The USITC has identified the following as the respondents this investigation:
Comcast Corporation of Philadelphia, PA;
Comcast Cable Communications, LLC of Philadelphia, PA;
NBCUniversal Media, LLC of Universal City, CA;
Charter Communications, Inc. of Stamford, CT;
Charter Communications Operating, LLC of St. Louis, MO;
Charter Communications Holding Company, LLC of St. Louis, MO;
Spectrum Management Holding Company, LLC of St. Louis, MO;
Altice USA, Inc. of Long Island City, NY;
CSC Holdings, LLC of Long Island City, NY; and
Cablevision Systems Corp. of Bethpage, NY.
By instituting this investigation (337-TA-1315), the USITC has not yet made any decision on the merits of the case. The USITC’s Chief Administrative Law Judge will assign the case to one of the USITC’s administrative law judges (ALJ), who will schedule and hold an evidentiary hearing. The ALJ will make an initial determination as to whether there is a violation of section 337; that initial determination is subject to review by the Commission.

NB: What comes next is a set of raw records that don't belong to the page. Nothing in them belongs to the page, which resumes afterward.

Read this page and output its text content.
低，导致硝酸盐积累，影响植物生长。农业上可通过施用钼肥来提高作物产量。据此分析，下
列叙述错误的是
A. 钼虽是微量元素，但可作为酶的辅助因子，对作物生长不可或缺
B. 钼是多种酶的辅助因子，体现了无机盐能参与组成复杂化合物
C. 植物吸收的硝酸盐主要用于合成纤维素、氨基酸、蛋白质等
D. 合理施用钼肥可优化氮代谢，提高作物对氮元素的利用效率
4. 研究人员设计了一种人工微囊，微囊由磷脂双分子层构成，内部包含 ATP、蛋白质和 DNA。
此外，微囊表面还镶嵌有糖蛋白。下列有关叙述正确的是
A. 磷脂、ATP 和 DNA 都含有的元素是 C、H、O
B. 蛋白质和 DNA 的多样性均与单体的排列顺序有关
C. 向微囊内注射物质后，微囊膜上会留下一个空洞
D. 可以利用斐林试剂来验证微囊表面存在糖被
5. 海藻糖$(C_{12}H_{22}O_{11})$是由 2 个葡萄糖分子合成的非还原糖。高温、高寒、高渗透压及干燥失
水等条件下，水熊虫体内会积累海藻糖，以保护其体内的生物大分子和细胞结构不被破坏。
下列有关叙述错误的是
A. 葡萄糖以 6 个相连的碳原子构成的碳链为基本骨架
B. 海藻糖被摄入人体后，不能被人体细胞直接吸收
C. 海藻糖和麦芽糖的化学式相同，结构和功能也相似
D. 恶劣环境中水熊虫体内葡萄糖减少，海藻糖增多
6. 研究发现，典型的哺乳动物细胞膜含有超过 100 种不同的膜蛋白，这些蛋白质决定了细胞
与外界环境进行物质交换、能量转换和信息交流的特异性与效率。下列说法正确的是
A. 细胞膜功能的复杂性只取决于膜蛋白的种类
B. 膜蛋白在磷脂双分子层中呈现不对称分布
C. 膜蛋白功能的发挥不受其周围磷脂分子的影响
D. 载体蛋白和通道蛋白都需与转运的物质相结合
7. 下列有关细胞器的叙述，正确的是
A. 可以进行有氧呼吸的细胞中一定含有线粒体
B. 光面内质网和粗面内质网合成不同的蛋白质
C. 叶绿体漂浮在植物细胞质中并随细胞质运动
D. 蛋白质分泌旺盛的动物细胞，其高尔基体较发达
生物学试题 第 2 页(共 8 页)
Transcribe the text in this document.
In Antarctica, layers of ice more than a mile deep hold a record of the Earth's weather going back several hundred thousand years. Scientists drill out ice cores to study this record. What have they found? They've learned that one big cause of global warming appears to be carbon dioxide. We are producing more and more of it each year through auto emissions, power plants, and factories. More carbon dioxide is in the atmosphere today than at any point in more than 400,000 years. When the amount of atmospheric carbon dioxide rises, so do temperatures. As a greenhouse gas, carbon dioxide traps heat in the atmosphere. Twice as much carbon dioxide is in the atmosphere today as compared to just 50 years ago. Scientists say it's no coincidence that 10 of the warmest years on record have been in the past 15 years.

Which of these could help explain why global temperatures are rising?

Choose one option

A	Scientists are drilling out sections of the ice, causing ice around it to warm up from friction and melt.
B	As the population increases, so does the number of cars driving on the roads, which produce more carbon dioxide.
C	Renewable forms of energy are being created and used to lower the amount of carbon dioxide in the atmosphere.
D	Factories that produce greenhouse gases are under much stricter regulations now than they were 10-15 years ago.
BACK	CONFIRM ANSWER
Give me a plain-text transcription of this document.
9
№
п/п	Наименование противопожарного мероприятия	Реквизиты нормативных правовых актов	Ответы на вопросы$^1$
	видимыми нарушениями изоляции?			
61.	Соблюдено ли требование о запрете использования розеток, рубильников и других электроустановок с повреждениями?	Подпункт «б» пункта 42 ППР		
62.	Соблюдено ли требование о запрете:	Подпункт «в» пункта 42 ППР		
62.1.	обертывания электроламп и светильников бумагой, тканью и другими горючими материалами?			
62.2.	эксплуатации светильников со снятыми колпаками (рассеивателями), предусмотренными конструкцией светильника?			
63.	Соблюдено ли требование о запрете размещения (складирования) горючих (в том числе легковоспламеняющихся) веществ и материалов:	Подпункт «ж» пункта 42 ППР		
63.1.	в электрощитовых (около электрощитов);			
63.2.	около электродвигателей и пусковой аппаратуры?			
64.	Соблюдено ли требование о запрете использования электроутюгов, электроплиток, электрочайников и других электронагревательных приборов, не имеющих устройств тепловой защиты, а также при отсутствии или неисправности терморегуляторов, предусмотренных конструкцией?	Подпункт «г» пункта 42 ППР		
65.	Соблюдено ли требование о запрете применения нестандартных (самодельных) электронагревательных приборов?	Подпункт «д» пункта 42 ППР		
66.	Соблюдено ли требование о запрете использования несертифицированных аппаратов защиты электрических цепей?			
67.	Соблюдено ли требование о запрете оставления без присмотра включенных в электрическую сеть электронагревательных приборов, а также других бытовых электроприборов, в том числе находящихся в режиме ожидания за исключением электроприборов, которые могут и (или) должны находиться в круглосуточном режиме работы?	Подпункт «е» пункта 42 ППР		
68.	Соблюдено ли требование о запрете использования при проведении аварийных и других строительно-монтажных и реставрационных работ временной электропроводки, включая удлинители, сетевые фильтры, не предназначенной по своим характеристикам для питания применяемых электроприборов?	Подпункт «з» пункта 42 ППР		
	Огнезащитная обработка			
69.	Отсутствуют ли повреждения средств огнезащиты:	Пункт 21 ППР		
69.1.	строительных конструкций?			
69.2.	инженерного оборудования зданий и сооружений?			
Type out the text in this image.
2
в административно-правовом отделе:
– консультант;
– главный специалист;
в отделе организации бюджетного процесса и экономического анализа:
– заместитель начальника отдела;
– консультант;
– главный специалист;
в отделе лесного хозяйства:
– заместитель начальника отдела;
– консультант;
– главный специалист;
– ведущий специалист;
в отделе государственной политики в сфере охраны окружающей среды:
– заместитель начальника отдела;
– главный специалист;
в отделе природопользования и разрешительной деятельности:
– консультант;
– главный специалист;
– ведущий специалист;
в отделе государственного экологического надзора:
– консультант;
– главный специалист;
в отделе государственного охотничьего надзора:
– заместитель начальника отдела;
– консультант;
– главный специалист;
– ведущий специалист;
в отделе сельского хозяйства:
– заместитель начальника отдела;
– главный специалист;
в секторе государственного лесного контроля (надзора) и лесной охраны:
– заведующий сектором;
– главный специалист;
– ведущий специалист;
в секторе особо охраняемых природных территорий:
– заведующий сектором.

The USITC will make a final determination in the investigation at the earliest practicable time. Within 45 days after institution of the investigation, the USITC will set a target date for completing the investigation. USITC remedial orders in section 337 cases are effective when issued and become final 60 days after issuance unless disapproved for policy reasons by the U.S. Trade Representative within that 60-day period.